Türkistan ruhu oralarda kıyamete kadar mayalanmış ölümsüz ruhlar diyarıdır. 1915 Rus işgalinde namusları kirletilmesin diye kendilerini Harşit, Kelkit ve Çoruh’un sularına bırakan iffet abidesi karakter timsali model ana baba diyarıdır. İyilik yaparak Harşit’e atan ve unutan karşılık beklemeyen Alpler, Alperen’ler, Bozkurtlar ve Asenalar diyarıdır. Selam o ölümsüz ruha. İşte o ölümsüz ruhla şehre hizmet eden herkese selam olsun. Önlerinde saygı ile eğiliyoruz Gümüşhane Demiryolu ne ki! Çok hizmeti hak ettik, doymadık, göç ettik.
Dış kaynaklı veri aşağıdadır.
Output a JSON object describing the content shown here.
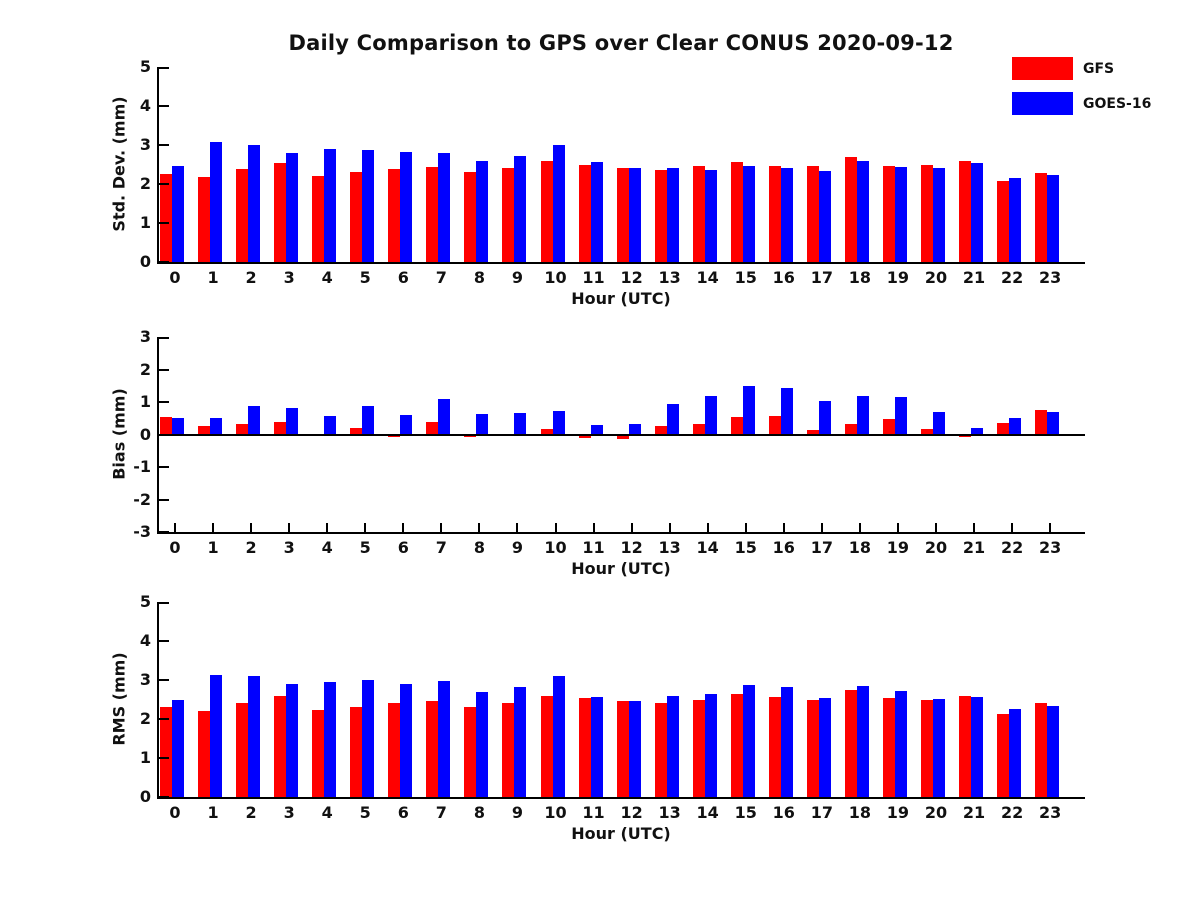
{
  "figure": {
    "title": "Daily Comparison to GPS over Clear CONUS 2020-09-12",
    "background": "#ffffff"
  },
  "legend": {
    "position": "upper-right-outside",
    "entries": [
      {
        "label": "GFS",
        "color": "#ff0000"
      },
      {
        "label": "GOES-16",
        "color": "#0000ff"
      }
    ]
  },
  "colors": {
    "gfs": "#ff0000",
    "goes16": "#0000ff",
    "axis": "#000000",
    "text": "#111111"
  },
  "chart_data": [
    {
      "type": "bar",
      "title": "",
      "ylabel": "Std. Dev. (mm)",
      "xlabel": "Hour (UTC)",
      "ylim": [
        0,
        5
      ],
      "yticks": [
        0,
        1,
        2,
        3,
        4,
        5
      ],
      "grid": false,
      "categories": [
        "0",
        "1",
        "2",
        "3",
        "4",
        "5",
        "6",
        "7",
        "8",
        "9",
        "10",
        "11",
        "12",
        "13",
        "14",
        "15",
        "16",
        "17",
        "18",
        "19",
        "20",
        "21",
        "22",
        "23"
      ],
      "series": [
        {
          "name": "GFS",
          "color": "#ff0000",
          "values": [
            2.25,
            2.18,
            2.38,
            2.53,
            2.2,
            2.3,
            2.38,
            2.43,
            2.3,
            2.4,
            2.58,
            2.5,
            2.42,
            2.37,
            2.46,
            2.56,
            2.47,
            2.47,
            2.7,
            2.46,
            2.49,
            2.58,
            2.08,
            2.27
          ]
        },
        {
          "name": "GOES-16",
          "color": "#0000ff",
          "values": [
            2.46,
            3.08,
            2.99,
            2.79,
            2.91,
            2.87,
            2.83,
            2.79,
            2.6,
            2.71,
            2.99,
            2.56,
            2.42,
            2.42,
            2.36,
            2.47,
            2.42,
            2.33,
            2.6,
            2.44,
            2.41,
            2.54,
            2.16,
            2.23
          ]
        }
      ]
    },
    {
      "type": "bar",
      "title": "",
      "ylabel": "Bias (mm)",
      "xlabel": "Hour (UTC)",
      "ylim": [
        -3,
        3
      ],
      "yticks": [
        -3,
        -2,
        -1,
        0,
        1,
        2,
        3
      ],
      "grid": false,
      "zero_line": true,
      "categories": [
        "0",
        "1",
        "2",
        "3",
        "4",
        "5",
        "6",
        "7",
        "8",
        "9",
        "10",
        "11",
        "12",
        "13",
        "14",
        "15",
        "16",
        "17",
        "18",
        "19",
        "20",
        "21",
        "22",
        "23"
      ],
      "series": [
        {
          "name": "GFS",
          "color": "#ff0000",
          "values": [
            0.55,
            0.27,
            0.32,
            0.38,
            -0.06,
            0.2,
            -0.07,
            0.38,
            -0.08,
            0.0,
            0.16,
            -0.1,
            -0.13,
            0.26,
            0.32,
            0.53,
            0.58,
            0.15,
            0.32,
            0.48,
            0.18,
            -0.07,
            0.35,
            0.76
          ]
        },
        {
          "name": "GOES-16",
          "color": "#0000ff",
          "values": [
            0.5,
            0.5,
            0.88,
            0.82,
            0.57,
            0.88,
            0.6,
            1.09,
            0.63,
            0.66,
            0.72,
            0.28,
            0.33,
            0.95,
            1.18,
            1.48,
            1.43,
            1.03,
            1.18,
            1.15,
            0.68,
            0.2,
            0.51,
            0.69
          ]
        }
      ]
    },
    {
      "type": "bar",
      "title": "",
      "ylabel": "RMS (mm)",
      "xlabel": "Hour (UTC)",
      "ylim": [
        0,
        5
      ],
      "yticks": [
        0,
        1,
        2,
        3,
        4,
        5
      ],
      "grid": false,
      "categories": [
        "0",
        "1",
        "2",
        "3",
        "4",
        "5",
        "6",
        "7",
        "8",
        "9",
        "10",
        "11",
        "12",
        "13",
        "14",
        "15",
        "16",
        "17",
        "18",
        "19",
        "20",
        "21",
        "22",
        "23"
      ],
      "series": [
        {
          "name": "GFS",
          "color": "#ff0000",
          "values": [
            2.32,
            2.21,
            2.42,
            2.6,
            2.22,
            2.32,
            2.4,
            2.46,
            2.32,
            2.41,
            2.6,
            2.53,
            2.46,
            2.4,
            2.5,
            2.64,
            2.56,
            2.5,
            2.74,
            2.53,
            2.48,
            2.59,
            2.14,
            2.4
          ]
        },
        {
          "name": "GOES-16",
          "color": "#0000ff",
          "values": [
            2.49,
            3.14,
            3.11,
            2.91,
            2.95,
            3.01,
            2.91,
            2.98,
            2.68,
            2.81,
            3.09,
            2.57,
            2.45,
            2.6,
            2.63,
            2.86,
            2.81,
            2.55,
            2.84,
            2.71,
            2.52,
            2.56,
            2.25,
            2.34
          ]
        }
      ]
    }
  ]
}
Hiçbir karşılık beklemeden aklımız, gönlümüz, yüreğimiz Harşit yamaçlarında dağların avuçlarında asılı kaldı. Nimet kime kısmetse onundur. Biz külfete talip olduk Yarabbi bizi komşumuza hemşehrimize Aziz Türk milletine hizmetkar kıl kim neyi istiyorsa Allah onu versin. (Amin) Bize bu saf temiz yüce Türk milletine hizmetkar olmak en büyük rütbedir!